Flore

Peinture de Jean JOUVENET, “Flore et Zéphyr”, Grand Trianon, Versailles
Zéphyr propose une corbeille de guirlandes de fleurs à Flore

Au Grand Trianon à Versailles, au-dessus de la cheminée du Salon Frais, se peut voir un tableau de Jean JOUVENET, “Flore et Zéphyr”.
Au bord d'un ruisseau, à proximité de nymphes occupées à leur toilette, devant un ange qui la couronne, dans une atmosphère indicible de printemps, Zéphyr, homme aîlé qui représente la brise de l'ouest, présente une corbeille de guirlandes de fleurs à Flore, déesse de cette saison.
Des documents établissent que ce tableau a été commandé par le roi Louis XIV pour cette pièce à partir d'un récit qu'en a fait l'écrivain latin Ovide dans un passage d'une de ses œuvres, “les Fastes”.
L'écrivain, tout en décrivant les fêtes et événements traditionnels relatifs à l'agriculture ou à l'astrologie en fonction des saisons du calendrier romain, y introduit un procédé littéraire original: au cours de son récit, poète, il interpelle les dieux, s'interroge en tant que prêtre et maître du calendrier du sens des choses et des mots.
Le texte ci-dessous est issu du 5ème livre et correspond au mois de mai: Ovide s'adresse directement à Flore.
Dans les vers 183 à 192, il lui demande vers des précisions sur les Jeux Floraux(Floralia) qui se tenaient en son honneur depuis la fin du mois d'avril jusque début mai.
Bien que cela n'est pas de rapport direct avec la scène représentée visuellement dans le tableau, ce passage permet de saisir le mystère et le charme de la déesse, autant que le lien avec la représentation qu'en donne Jean JOUVENET.
Flore se présente elle-même en s'identifiant à Chloris, Nymphe de l'Île des Bienheureux, dont la beauté a charmé Zéphyr.
Celui-ci l'enleva, la prit pour femme, et lui donna souveraineté sur les fleurs.
Dans les vers 193 à 222, elle apparaît liée au printemps, à la beauté, à la vie, entourée des Heures et des Grâces.


Flore et Zéphyr

183 Viens, Mère des fleurs, toi qui doit être célébrée par des jeux plaisants.
Le mois précédent, j'avais différé de traiter de ta fête.
185 Elle commence en avril, et se prolonge en mai : tu occupes deux mois, la fin de l'un, le début de l'autre.
Puisque les confins de ces mois sont tiens et te reviennent, l'un autant que l'autre convient pour chanter tes louanges.
C'est en mai que tombent les jeux du cirque et que la palme s'acclame au théâtre ;
190 puisse mon poème aussi aller de pair avec les spectacles du cirque.
Apprends-moi qui tu es : l'opinion des hommes est faillible ; tu seras le meilleur garant pour expliquer ton propre nom.

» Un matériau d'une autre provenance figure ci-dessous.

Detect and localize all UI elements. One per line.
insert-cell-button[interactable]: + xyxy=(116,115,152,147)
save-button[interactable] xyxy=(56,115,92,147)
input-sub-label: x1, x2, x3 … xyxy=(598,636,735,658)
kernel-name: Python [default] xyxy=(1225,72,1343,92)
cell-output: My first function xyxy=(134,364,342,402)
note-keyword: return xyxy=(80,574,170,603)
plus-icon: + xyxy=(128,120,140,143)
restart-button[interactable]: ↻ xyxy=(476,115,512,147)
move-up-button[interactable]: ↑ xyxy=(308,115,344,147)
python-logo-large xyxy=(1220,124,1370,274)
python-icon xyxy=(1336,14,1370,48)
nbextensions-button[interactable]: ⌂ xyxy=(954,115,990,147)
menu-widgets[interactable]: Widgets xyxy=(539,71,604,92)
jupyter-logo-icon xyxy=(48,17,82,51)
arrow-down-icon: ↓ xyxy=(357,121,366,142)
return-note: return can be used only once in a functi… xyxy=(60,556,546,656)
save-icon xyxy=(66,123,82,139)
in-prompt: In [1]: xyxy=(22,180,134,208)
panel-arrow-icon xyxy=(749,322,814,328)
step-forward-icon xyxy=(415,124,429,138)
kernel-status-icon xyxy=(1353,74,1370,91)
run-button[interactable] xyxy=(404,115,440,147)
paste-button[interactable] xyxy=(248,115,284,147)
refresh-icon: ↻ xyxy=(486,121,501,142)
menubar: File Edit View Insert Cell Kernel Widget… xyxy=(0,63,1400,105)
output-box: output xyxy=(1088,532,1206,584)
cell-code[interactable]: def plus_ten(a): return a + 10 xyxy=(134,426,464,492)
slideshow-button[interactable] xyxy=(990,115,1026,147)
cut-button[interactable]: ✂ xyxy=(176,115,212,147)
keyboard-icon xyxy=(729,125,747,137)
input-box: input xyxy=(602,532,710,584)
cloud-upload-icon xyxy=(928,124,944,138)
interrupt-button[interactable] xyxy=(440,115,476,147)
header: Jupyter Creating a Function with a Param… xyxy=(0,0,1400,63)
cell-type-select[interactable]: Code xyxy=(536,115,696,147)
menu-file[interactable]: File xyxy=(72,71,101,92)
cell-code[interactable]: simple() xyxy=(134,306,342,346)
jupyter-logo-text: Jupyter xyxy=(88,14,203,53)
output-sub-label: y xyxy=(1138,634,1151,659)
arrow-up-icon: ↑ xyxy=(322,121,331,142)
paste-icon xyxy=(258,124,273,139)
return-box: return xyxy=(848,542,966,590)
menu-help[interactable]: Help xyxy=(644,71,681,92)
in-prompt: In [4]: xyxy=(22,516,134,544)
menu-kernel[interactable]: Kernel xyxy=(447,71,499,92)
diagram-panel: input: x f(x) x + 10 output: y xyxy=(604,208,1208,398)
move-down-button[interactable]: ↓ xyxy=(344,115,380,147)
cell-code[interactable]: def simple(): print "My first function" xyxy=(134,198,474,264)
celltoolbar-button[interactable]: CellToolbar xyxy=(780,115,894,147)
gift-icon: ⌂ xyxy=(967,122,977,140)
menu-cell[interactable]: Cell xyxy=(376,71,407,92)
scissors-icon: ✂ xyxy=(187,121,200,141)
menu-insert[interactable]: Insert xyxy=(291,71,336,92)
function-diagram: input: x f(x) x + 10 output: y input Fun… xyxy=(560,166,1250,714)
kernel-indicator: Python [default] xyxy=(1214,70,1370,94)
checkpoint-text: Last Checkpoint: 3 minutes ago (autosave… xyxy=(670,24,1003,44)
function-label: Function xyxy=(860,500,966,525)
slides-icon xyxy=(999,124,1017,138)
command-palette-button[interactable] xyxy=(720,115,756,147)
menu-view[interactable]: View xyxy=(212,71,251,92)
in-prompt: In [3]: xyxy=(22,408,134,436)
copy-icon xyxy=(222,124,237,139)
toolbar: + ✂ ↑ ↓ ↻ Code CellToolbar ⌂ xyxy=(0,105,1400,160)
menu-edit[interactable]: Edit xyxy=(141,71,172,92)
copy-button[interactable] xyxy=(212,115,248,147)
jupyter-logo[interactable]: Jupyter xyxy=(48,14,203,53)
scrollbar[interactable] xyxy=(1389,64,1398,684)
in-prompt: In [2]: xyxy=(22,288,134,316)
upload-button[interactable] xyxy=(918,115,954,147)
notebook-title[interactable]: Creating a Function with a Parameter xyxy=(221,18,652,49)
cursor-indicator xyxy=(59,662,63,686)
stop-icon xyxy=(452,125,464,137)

193 Telle fut ma demande ;
voici la réponse de la déesse à mes requêtes (en parlant, sa bouche exhalait un frais parfum de roses) :

195 “J'étais Chloris, moi qu'on appelle maintenant Flore ; une lettre grecque de mon nom a été altérée par la prononciation latine.
J'étais Chloris, Nymphe de ces Îles Fortunées, où, dit-on, les Bienheureux vivaient jadis.
Te décrire combien j'étais belle heurterait ma modestie ;
200 toutefois c'est elle qui valut à ma mère un dieu pour gendre.

C'était le printemps, j'errais : Zéphyr m'aperçut, je m'éloignai ; il me suivit, je m'enfuis : il fut le plus fort.
D'ailleurs, ce rapt n'était-il pas entièrement justifié par son frère Borée, qui avait osé lui aussi enlever la fille d'Érechthée ?
205 Cependant Zéphyr répara son outrage en me donnant le titre d'épouse, et je n'émets aucune plainte à propos de mon mariage.

Je jouis d'un éternel printemps : toujours l'année est éclatante, toujours l'arbre est couvert de feuilles, la terre de verdure.

Parmi les biens de ma dot, je possède un jardin fertile : 210 la brise le féconde, une source d'eau limpide l'arrose.
Mon époux l'a empli d'une multitude de nobles fleurs et a dit : “À toi, Déesse, la souveraineté des fleurs”.
Souvent j'ai voulu classer et compter leurs couleurs, sans pouvoir y parvenir : leur nombre était trop grand.

215 Dès que les feuilles ont secoué la rosée hivernale, dès que les rayons ont réchauffé les corolles multicolores, les Heures parées de leurs robes diaprées se rassemblent et recueillent mes dons dans leurs corbeilles légères.
Aussitôt surviennent les Grâces, qui tressent des couronnes 220 et des guirlandes pour en entrelacer leurs chevelures célestes”.